故, 深挖了一下gen_tcp的option
代码版本
文章中贴的文件和行号来源于如下代码版本
- erlang: OTP-21.0.9
options
Available options for tcp:connect
inet.erl:723
%%%%%%%%%%%%%%%%%%%%%%%%%%%%%%%%%%%%%%%%%%%%%%%%%%%%%%%%%%%%%%%%%%%%%%%%%%%%%%
%% Available options for tcp:connect
%%%%%%%%%%%%%%%%%%%%%%%%%%%%%%%%%%%%%%%%%%%%%%%%%%%%%%%%%%%%%%%%%%%%%%%%%%%%%%
connect_options() ->
[tos, tclass, priority, reuseaddr, keepalive, linger, sndbuf, recbuf, nodelay,
header, active, packet, packet_size, buffer, mode, deliver, line_delimiter,
exit_on_close, high_watermark, low_watermark, high_msgq_watermark,
low_msgq_watermark, send_timeout, send_timeout_close, delay_send, raw,
show_econnreset, bind_to_device].
tos
type of service
下图来自tcp ip详解 卷1
tclass
IPV6_TCLASS
{tclass, Integer}
Sets IPV6_TCLASS IP level options on platforms where this is implemented.

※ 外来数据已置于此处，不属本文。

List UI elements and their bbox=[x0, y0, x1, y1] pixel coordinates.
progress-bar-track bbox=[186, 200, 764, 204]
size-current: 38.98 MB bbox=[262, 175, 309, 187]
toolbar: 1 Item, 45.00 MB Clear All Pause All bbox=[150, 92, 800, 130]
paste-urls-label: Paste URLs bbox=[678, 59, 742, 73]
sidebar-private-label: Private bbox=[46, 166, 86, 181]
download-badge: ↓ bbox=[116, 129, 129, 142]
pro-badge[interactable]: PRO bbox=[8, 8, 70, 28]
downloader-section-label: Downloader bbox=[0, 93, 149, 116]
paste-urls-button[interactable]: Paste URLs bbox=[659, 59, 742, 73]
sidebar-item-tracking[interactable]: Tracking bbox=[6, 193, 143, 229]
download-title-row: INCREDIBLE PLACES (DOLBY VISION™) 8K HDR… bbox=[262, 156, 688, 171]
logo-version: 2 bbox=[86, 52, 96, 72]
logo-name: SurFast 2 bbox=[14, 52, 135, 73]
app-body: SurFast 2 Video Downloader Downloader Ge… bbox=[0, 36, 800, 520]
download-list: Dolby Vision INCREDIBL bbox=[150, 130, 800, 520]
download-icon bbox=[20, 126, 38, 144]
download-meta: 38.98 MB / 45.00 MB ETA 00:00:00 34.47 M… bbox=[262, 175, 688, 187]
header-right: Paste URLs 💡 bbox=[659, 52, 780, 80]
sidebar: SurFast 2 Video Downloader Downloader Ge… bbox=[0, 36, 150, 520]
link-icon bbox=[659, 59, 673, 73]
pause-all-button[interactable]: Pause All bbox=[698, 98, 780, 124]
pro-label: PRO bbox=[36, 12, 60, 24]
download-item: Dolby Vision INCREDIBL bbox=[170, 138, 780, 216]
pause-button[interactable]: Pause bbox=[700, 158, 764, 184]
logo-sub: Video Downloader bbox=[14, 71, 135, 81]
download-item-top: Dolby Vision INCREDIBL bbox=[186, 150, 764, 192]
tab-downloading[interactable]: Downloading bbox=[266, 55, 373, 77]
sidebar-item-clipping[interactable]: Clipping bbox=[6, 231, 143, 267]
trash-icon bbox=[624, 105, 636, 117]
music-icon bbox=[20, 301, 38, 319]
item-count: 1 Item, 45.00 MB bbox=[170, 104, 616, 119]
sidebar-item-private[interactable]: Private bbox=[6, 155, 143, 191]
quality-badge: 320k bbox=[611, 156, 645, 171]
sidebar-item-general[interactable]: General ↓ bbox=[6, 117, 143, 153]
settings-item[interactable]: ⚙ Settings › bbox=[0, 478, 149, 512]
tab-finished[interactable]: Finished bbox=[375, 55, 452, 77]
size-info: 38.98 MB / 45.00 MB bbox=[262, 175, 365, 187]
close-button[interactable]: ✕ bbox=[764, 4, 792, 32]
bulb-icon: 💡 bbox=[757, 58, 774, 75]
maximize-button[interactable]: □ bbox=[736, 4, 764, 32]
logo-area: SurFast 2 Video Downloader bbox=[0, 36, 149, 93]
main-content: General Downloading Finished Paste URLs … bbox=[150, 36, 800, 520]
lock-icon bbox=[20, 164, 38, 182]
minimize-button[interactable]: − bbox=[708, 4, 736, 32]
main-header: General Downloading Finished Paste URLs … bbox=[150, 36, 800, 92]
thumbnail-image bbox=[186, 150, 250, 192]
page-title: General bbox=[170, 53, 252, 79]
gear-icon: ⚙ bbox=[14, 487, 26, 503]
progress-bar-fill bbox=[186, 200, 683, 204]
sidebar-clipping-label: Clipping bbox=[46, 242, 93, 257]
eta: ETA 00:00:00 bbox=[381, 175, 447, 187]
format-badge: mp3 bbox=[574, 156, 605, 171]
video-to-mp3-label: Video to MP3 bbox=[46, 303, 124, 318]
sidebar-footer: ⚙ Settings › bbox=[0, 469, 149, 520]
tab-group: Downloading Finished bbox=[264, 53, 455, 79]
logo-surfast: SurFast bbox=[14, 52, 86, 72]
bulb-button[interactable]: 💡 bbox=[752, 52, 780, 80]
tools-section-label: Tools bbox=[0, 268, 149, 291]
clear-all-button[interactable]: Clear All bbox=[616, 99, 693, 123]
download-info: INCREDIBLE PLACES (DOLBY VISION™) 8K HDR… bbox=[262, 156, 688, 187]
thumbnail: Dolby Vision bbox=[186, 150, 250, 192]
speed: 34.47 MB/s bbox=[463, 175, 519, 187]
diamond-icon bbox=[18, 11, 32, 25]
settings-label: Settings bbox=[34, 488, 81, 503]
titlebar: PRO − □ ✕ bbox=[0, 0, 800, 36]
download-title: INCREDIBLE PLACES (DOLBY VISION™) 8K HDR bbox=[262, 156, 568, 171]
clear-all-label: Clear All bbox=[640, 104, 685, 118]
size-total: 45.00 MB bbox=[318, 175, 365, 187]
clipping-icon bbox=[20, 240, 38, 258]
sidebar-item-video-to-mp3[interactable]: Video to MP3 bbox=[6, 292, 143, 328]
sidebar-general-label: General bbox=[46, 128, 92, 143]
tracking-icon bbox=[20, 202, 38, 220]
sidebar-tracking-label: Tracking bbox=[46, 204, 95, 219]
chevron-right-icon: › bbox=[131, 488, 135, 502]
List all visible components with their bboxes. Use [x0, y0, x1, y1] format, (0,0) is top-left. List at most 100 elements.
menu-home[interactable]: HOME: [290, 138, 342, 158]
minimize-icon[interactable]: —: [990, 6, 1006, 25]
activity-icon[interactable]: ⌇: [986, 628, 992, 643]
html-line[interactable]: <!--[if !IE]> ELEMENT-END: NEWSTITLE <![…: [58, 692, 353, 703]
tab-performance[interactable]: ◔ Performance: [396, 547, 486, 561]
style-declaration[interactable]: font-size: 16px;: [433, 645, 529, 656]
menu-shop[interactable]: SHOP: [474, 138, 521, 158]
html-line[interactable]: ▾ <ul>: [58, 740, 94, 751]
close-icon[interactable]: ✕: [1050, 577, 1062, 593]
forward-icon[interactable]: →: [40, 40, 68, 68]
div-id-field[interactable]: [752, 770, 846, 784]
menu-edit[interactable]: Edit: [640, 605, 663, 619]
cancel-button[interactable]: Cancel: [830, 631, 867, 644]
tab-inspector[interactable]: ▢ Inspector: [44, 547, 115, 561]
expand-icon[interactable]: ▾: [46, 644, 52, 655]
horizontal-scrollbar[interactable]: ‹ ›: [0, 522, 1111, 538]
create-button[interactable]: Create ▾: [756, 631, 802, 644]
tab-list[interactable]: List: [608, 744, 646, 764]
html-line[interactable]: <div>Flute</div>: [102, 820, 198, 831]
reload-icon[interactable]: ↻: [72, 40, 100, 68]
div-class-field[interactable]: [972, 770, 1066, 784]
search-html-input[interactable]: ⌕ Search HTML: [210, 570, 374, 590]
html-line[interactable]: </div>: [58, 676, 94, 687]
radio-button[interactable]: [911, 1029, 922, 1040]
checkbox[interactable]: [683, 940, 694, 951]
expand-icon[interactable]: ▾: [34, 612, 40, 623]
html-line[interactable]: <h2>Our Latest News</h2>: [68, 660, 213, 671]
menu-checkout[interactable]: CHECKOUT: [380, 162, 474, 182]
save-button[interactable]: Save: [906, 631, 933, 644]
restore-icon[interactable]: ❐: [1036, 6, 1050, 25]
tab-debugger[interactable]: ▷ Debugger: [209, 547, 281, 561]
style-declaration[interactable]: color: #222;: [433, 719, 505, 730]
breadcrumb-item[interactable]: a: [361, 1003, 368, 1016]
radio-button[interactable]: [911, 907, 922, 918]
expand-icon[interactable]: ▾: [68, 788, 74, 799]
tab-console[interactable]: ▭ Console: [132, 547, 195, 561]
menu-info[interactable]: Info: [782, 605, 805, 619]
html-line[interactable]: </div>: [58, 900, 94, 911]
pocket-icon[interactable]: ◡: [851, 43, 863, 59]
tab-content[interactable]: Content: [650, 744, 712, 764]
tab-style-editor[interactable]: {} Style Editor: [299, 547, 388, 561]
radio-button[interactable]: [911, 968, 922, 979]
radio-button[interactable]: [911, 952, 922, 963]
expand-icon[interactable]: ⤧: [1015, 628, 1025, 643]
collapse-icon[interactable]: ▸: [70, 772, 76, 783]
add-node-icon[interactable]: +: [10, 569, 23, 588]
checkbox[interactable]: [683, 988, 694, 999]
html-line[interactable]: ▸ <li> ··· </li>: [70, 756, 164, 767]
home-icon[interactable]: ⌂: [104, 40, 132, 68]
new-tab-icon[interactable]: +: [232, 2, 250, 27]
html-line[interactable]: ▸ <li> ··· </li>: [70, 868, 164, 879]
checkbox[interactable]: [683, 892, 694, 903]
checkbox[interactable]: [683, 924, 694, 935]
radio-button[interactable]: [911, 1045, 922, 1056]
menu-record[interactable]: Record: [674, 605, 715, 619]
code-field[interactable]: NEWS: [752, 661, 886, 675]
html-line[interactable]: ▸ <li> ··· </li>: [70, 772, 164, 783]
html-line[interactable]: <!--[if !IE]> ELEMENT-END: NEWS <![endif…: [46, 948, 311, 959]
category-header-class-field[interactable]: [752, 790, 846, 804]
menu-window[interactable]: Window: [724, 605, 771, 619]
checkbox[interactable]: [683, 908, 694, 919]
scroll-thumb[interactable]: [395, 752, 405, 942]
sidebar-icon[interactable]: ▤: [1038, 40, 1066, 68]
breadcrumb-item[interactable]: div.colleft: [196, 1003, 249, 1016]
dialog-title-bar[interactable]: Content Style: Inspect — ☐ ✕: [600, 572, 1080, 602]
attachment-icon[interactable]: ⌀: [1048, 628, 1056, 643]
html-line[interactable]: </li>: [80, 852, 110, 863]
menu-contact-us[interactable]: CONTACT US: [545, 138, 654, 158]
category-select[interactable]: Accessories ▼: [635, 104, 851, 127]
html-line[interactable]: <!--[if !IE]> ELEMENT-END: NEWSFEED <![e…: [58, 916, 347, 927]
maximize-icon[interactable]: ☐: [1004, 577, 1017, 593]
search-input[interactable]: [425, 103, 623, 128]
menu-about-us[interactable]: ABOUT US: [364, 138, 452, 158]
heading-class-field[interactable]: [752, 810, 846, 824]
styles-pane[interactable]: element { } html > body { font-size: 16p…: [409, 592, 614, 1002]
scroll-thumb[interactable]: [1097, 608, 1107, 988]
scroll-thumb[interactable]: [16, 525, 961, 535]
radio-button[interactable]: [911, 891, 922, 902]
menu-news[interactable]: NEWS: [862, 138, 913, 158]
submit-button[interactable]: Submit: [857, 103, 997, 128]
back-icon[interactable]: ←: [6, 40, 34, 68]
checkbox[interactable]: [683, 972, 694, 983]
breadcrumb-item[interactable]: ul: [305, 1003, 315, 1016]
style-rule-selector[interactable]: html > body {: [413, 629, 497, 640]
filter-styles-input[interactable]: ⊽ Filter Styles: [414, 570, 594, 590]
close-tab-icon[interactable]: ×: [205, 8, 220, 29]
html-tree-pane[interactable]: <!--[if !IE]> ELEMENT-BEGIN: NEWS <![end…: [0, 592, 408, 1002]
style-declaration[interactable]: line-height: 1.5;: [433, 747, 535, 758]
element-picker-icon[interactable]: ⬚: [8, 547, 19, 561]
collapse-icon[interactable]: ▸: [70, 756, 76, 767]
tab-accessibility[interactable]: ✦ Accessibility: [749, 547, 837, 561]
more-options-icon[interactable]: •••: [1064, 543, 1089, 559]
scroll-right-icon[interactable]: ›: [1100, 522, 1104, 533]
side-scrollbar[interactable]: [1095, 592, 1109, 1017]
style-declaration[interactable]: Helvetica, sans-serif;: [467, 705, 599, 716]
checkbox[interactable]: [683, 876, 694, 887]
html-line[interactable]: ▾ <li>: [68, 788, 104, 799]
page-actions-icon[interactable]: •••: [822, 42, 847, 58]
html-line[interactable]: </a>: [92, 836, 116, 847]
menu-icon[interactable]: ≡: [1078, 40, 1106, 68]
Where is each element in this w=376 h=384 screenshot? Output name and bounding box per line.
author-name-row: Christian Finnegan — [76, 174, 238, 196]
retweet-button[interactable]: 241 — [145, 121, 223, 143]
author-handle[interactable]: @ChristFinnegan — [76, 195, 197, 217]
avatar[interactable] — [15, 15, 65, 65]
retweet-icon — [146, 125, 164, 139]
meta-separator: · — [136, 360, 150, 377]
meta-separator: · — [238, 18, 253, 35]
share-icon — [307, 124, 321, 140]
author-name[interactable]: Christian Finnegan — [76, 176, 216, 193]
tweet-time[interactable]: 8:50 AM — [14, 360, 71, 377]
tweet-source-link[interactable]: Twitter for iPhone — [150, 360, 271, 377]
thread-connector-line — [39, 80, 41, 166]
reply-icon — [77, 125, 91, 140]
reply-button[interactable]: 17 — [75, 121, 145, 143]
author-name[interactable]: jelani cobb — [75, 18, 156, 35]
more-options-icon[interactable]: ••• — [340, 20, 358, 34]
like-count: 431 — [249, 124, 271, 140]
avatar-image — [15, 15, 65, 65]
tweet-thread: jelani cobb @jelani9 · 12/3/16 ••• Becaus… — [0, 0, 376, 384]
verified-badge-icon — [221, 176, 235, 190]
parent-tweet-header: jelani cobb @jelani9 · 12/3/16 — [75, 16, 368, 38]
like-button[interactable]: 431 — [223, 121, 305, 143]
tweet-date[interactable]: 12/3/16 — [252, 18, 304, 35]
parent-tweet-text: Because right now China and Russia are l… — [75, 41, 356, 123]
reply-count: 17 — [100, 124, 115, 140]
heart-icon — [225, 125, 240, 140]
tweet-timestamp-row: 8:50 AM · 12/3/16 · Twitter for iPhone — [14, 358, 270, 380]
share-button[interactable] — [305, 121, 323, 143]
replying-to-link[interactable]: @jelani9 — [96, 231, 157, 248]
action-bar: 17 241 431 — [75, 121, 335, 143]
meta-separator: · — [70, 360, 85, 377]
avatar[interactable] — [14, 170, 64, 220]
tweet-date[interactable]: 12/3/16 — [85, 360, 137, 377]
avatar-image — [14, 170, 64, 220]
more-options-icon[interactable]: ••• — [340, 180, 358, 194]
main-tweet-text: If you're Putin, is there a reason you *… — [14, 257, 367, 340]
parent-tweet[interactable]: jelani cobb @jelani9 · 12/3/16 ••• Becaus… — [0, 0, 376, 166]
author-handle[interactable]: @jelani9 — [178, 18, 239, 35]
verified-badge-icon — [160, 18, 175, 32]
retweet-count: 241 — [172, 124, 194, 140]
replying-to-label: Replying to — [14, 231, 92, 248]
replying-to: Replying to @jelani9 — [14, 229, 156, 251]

The behavior and allowed range varies between different systems.
The option is ignored on platforms where it is not implemented. Use with caution.
不知道具体含义, 忽略
priority
SO_PRIORITY
Set the protocol-defined priority for all packets to be sent
on this socket. Linux uses this value to order the networking
queues: packets with a higher priority may be processed first
depending on the selected device queueing discipline. Setting
a priority outside the range 0 to 6 requires the CAP_NET_ADMIN
capability.
reuseaddr
SO_REUSEPORT (since Linux 3.9)
Permits multiple AF_INET or AF_INET6 sockets to be bound to an
identical socket address. This option must be set on each
socket (including the first socket) prior to calling bind(2)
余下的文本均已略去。